I am an extrovert. I am sure this is super hard to believe if you have ever met me or read any of my FB posts. I love to have my house filled with people, kids running everywhere and thrive in a bit of chaos. AND, on the flip side, I like to do many things alone. I like to make decisions alone, take only my own advice and believe I know what’s best in every situation. I like to disregard other people’s emotions and once I have made a decision, there is no changing it. It’s worked out really well for me as you can imagine. (I also speak fluent sarcasm so if you don’t, it’s probably best to stop reading.)
As I have gotten older, or maybe it’s my kids getting older, I realize that I am not actually the expert on every situation. It took a few beers and lots of tears to even admit to that. “Other people might know a better way of doing things?” Man, what a hard sentence to get out. But at this point in my life, I am so thankful I can see that. I am more grateful for community than I have ever been before.

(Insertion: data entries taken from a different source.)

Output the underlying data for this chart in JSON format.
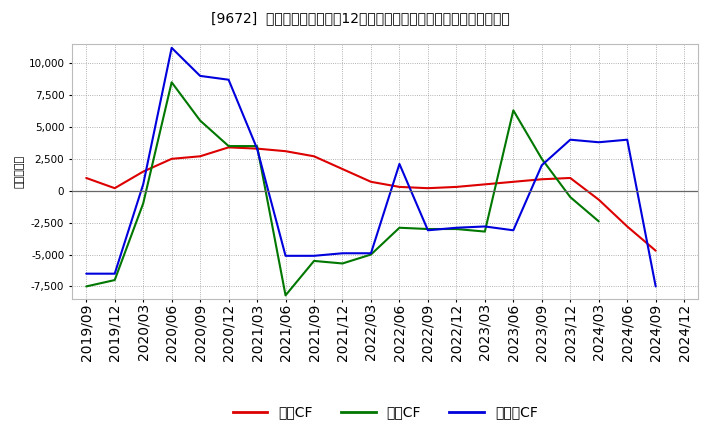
{
  "title": "[9672]  キャッシュフローの12か月移動合計の対前年同期増減額の推移",
  "ylabel": "（百万円）",
  "background_color": "#ffffff",
  "plot_bg_color": "#ffffff",
  "grid_color": "#999999",
  "ylim": [
    -8500,
    11500
  ],
  "yticks": [
    -7500,
    -5000,
    -2500,
    0,
    2500,
    5000,
    7500,
    10000
  ],
  "x_labels": [
    "2019/09",
    "2019/12",
    "2020/03",
    "2020/06",
    "2020/09",
    "2020/12",
    "2021/03",
    "2021/06",
    "2021/09",
    "2021/12",
    "2022/03",
    "2022/06",
    "2022/09",
    "2022/12",
    "2023/03",
    "2023/06",
    "2023/09",
    "2023/12",
    "2024/03",
    "2024/06",
    "2024/09",
    "2024/12"
  ],
  "series": {
    "営業CF": {
      "color": "#dd0000",
      "values": [
        1000,
        200,
        1500,
        2500,
        2700,
        3400,
        3300,
        3100,
        2700,
        1700,
        700,
        300,
        200,
        300,
        500,
        700,
        900,
        1000,
        -700,
        -2800,
        -4700,
        null
      ]
    },
    "投資CF": {
      "color": "#007700",
      "values": [
        -7500,
        -7000,
        -1000,
        8500,
        5500,
        3500,
        3500,
        -8200,
        -5500,
        -5700,
        -5000,
        -2900,
        -3000,
        -3000,
        -3200,
        6300,
        2500,
        -500,
        -2400,
        null,
        null,
        null
      ]
    },
    "フリーCF": {
      "color": "#0000dd",
      "values": [
        -6500,
        -6500,
        500,
        11200,
        9000,
        8700,
        3300,
        -5100,
        -5100,
        -4900,
        -4900,
        2100,
        -3100,
        -2900,
        -2800,
        -3100,
        2000,
        4000,
        3800,
        4000,
        -7500,
        null
      ]
    }
  },
  "legend_labels": [
    "営業CF",
    "投資CF",
    "フリーCF"
  ],
  "legend_colors": [
    "#dd0000",
    "#007700",
    "#0000dd"
  ]
}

When you are younger and life is far less difficult, community is fun. It is people who you like to grab a bite with, or watch a movie with. But now, into my mid 30’s community is necessary. Something about this stage of life is difficult. Most of my friends have been married for over a decade, some going on 2. The excitement of dating, engagements and dream weddings are long gone. The anticipation of babies and growing families is behind us, as we all mostly have several children now. And this is where life starts to really be lived. The day to day grind of sustaining marriages, raising children, and growing up yourself.
As someone who could do so many things alone, and sometimes prefers to, I was shocked at how much I really do need others. This village of people that I am surrounded with have saved me. They have shaped me. They have helped me to become a better wife, mom and friend. They have believed in me, when I don’t believe in myself. They have loved my kids when I think they are wild and out of control and don’t know how they will grow up to be kind people. They support my marriage and always see the good in it, even when I struggle.

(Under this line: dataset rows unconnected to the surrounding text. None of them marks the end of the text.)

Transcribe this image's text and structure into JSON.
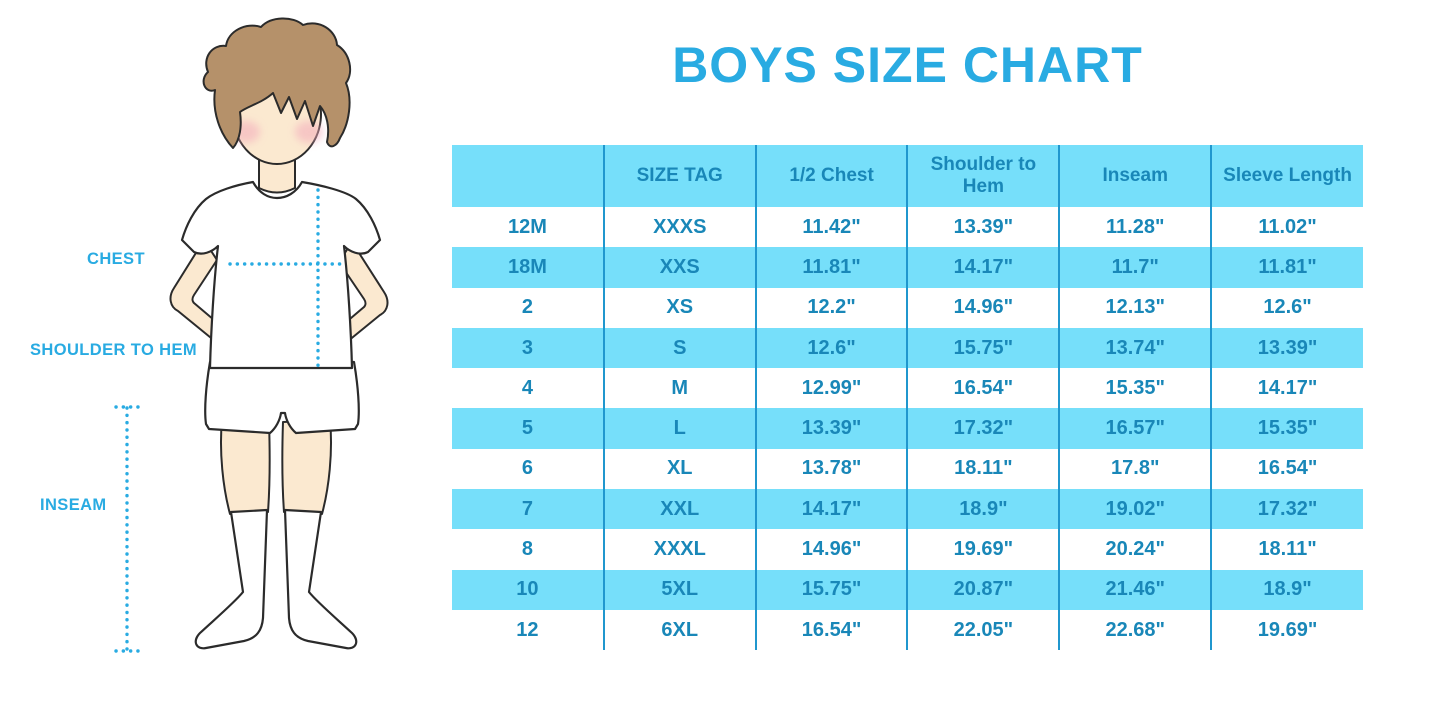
{
  "title": "BOYS SIZE CHART",
  "figure_labels": {
    "chest": "CHEST",
    "shoulder_to_hem": "SHOULDER TO HEM",
    "inseam": "INSEAM"
  },
  "colors": {
    "title_blue": "#29ABE2",
    "label_blue": "#29ABE2",
    "cell_text_blue": "#1987B8",
    "row_highlight": "#76DFFA",
    "column_divider": "#2097CE",
    "dotted_line": "#29ABE2",
    "skin": "#FBE9D0",
    "hair": "#B5916A",
    "cheek": "#F3AABB",
    "outline": "#2b2b2b"
  },
  "chart_data": {
    "type": "table",
    "title": "BOYS SIZE CHART",
    "columns": [
      "",
      "SIZE TAG",
      "1/2 Chest",
      "Shoulder to Hem",
      "Inseam",
      "Sleeve Length"
    ],
    "rows": [
      [
        "12M",
        "XXXS",
        "11.42\"",
        "13.39\"",
        "11.28\"",
        "11.02\""
      ],
      [
        "18M",
        "XXS",
        "11.81\"",
        "14.17\"",
        "11.7\"",
        "11.81\""
      ],
      [
        "2",
        "XS",
        "12.2\"",
        "14.96\"",
        "12.13\"",
        "12.6\""
      ],
      [
        "3",
        "S",
        "12.6\"",
        "15.75\"",
        "13.74\"",
        "13.39\""
      ],
      [
        "4",
        "M",
        "12.99\"",
        "16.54\"",
        "15.35\"",
        "14.17\""
      ],
      [
        "5",
        "L",
        "13.39\"",
        "17.32\"",
        "16.57\"",
        "15.35\""
      ],
      [
        "6",
        "XL",
        "13.78\"",
        "18.11\"",
        "17.8\"",
        "16.54\""
      ],
      [
        "7",
        "XXL",
        "14.17\"",
        "18.9\"",
        "19.02\"",
        "17.32\""
      ],
      [
        "8",
        "XXXL",
        "14.96\"",
        "19.69\"",
        "20.24\"",
        "18.11\""
      ],
      [
        "10",
        "5XL",
        "15.75\"",
        "20.87\"",
        "21.46\"",
        "18.9\""
      ],
      [
        "12",
        "6XL",
        "16.54\"",
        "22.05\"",
        "22.68\"",
        "19.69\""
      ]
    ]
  }
}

It really does take a village to raise a child, and in so many ways, to raise an adult. I am so glad that when I can’t see good in a day I can call Michelle and she is guaranteed to see the bright side of something. Or when Beck is crying at drop off I can call Mallory and she can give me comfort in knowing that she has been there, and it really will be ok. For Zelia who forces me to remember that I am not JUST a mom, and gets me out of the house for late night dinner dates or past my bedtime Karaoke. I am so glad I have my friend Lindsay who has taught me much about motherhood, especially with girls. I have learned boatloads about gratitude and seeing children raised well from my friend Melinda, and about moving the fine line of friendship to family from Amy. Some friends have walked with me through years of life, and others I have been fortunate enough to meet more recently. Some I get to talk to all the time, and some less often. And there are so many more in my circle of beautiful friends who influence me and push me to be better that I would have to write a whole book to include them all.
So for this moment, I am sitting in a place of gratitude for them all. And I invite you to take a minute and do that too. Think about your village and all you have to be thankful for. Tell them. Give them a hug if you are into that weird kind of thing. Send them an actual letter in the mail that requires handwriting and a stamp. And remember that even those of us who think we can, really can’t live this life alone. Plus having a drink solo just makes you look sad. Nobody wants to be that guy.